The Lakers lost 107-102 in Memphis last night. The key moment—where "key" can be understood to mean both "decisive" and "funniest"—came with 28 seconds remaining in the fourth, after they'd ground a 17-point deficit down to three, via a heroic 18-4 run spanning over six minutes of action. With the Grizzlies reeling and the game in the balance, the Lakers did this:
Which is just goddamn perfect. This is the ultimate expression of Byron Scott's "bad things are good" basketball philosophy: Needing either a three-pointer to tie or a quick high-percentage two to narrow the deficit and buy themselves an extra possession, the Lakers sorta drunkenly split the difference by having their worst jump-shooter take the worst imaginable shot, with 17 seconds left on the shot clock. Kobe, who'd hit two deep threes during the comeback, never even touched the ball. That is amazing.

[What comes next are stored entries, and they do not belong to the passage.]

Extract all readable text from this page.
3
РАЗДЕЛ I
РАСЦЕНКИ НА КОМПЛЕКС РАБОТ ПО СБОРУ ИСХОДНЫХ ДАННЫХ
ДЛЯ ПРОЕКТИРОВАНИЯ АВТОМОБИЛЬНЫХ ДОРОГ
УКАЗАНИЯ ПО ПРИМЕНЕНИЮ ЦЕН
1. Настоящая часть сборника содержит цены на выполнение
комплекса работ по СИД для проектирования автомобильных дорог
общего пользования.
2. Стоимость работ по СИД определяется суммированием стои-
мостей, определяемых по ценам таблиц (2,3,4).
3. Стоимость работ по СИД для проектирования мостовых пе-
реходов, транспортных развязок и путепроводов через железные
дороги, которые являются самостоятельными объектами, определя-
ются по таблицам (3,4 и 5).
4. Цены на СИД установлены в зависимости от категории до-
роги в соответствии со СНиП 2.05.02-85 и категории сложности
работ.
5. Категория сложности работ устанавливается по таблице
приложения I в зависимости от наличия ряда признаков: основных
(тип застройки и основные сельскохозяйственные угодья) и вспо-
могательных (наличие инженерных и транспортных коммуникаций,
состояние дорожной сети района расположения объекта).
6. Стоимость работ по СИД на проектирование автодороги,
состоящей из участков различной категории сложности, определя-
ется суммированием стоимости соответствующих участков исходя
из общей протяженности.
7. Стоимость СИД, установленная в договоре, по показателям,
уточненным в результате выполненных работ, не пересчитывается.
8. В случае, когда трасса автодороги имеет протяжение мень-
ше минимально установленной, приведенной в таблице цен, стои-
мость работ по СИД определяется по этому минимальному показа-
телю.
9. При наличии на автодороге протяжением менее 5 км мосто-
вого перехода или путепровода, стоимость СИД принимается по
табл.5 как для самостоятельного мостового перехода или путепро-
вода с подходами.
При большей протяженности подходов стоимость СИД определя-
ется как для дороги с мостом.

What's particularly wonderful about it is that, for most of the night, and particularly during that big run, the Lakers played essentially ordinary, sane 2014 NBA basketball. They shot threes when they were available (although they still have a weird disdain for the corner three, which is the best shot in basketball); they attacked the hoop; they shared the ball. And then, in the most crucial moment, with victory one or two smart possessions away: That. That glorious shot. Their comic timing is exquisite.

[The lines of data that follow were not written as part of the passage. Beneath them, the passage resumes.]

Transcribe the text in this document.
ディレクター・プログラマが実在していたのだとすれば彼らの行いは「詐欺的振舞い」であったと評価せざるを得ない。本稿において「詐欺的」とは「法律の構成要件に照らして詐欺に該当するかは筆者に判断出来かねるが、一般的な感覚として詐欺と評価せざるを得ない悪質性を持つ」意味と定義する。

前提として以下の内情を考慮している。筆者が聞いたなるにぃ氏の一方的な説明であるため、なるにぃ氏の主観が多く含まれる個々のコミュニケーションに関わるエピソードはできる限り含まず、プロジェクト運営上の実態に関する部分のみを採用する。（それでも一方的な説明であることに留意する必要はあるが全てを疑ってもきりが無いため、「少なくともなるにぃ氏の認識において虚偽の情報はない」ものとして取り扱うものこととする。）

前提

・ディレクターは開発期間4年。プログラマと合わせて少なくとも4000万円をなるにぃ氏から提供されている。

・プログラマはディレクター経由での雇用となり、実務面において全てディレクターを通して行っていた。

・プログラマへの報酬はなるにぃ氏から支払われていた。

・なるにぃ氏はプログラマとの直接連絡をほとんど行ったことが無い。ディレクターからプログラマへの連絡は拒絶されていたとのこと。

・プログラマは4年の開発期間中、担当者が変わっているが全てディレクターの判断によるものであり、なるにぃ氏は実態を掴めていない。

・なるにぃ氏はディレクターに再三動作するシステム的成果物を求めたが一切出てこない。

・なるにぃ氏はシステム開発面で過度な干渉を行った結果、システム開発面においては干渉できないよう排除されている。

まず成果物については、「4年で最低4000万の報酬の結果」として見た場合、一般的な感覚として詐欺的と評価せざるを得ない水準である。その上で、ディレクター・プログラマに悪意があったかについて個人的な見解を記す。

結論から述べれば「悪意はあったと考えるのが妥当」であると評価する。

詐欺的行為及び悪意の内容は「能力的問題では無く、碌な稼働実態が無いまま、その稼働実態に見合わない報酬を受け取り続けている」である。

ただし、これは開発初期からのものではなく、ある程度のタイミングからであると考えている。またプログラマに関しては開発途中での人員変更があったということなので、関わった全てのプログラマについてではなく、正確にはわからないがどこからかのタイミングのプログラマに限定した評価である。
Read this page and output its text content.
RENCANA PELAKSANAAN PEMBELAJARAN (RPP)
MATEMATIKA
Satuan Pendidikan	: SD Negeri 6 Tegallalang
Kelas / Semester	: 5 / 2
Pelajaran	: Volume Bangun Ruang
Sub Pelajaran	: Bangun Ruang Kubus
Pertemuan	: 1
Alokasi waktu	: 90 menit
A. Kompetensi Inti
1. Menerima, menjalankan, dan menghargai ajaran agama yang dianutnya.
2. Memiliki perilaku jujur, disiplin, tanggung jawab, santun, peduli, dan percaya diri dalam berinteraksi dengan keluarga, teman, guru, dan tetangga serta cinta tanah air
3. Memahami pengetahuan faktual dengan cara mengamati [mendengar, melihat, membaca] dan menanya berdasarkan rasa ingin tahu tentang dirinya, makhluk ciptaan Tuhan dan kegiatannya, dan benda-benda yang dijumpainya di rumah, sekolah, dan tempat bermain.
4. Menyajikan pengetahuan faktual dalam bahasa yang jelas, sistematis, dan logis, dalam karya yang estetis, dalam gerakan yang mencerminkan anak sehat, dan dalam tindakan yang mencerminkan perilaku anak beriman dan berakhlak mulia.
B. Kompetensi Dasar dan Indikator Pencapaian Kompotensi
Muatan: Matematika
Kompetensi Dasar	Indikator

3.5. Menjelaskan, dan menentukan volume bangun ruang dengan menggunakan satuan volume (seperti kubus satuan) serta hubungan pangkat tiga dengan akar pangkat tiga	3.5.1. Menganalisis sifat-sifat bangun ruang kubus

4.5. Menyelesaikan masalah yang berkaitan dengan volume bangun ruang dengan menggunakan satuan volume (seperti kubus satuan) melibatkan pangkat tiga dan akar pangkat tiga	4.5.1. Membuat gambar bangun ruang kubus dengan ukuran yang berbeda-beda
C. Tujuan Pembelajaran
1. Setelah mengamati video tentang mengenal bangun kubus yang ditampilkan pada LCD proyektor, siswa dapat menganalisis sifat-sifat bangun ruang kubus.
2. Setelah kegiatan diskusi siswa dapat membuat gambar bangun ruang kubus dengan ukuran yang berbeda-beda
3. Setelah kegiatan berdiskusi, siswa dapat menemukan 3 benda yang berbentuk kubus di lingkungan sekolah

It's like they stored up their insanity for maximum impact, like in a video game where you hold down a button to charge up your special attack, and then blasted it directly into their own feet. It's like if Jay Cutler drove the Bears 97 yards in the final two minutes of a game, got to the two-yard line with one second left, then punted the ball into the stands on the final play. It's like if a presidential candidate ran a by-the-book campaign for eight months, then whipped his dick out and played it like a banjo on live television in the final debate. I could not love it more.
To the left is the only shot chart that matters from last night's game. That's Jordan Hill's shot chart for the final 30 seconds of the game. It belongs in the Louvre.
The Lakers are 1-6 now, and in New Orleans tonight against the Pelicans and the whirlwind of terror called Anthony Davis. If you can't get excited to see how old-ass Kobe Bryant, useless Carlos Boozer, and resolute reality-denier Byron Scott will handle that on the second leg of a back-to-back, I don't think we can be friends.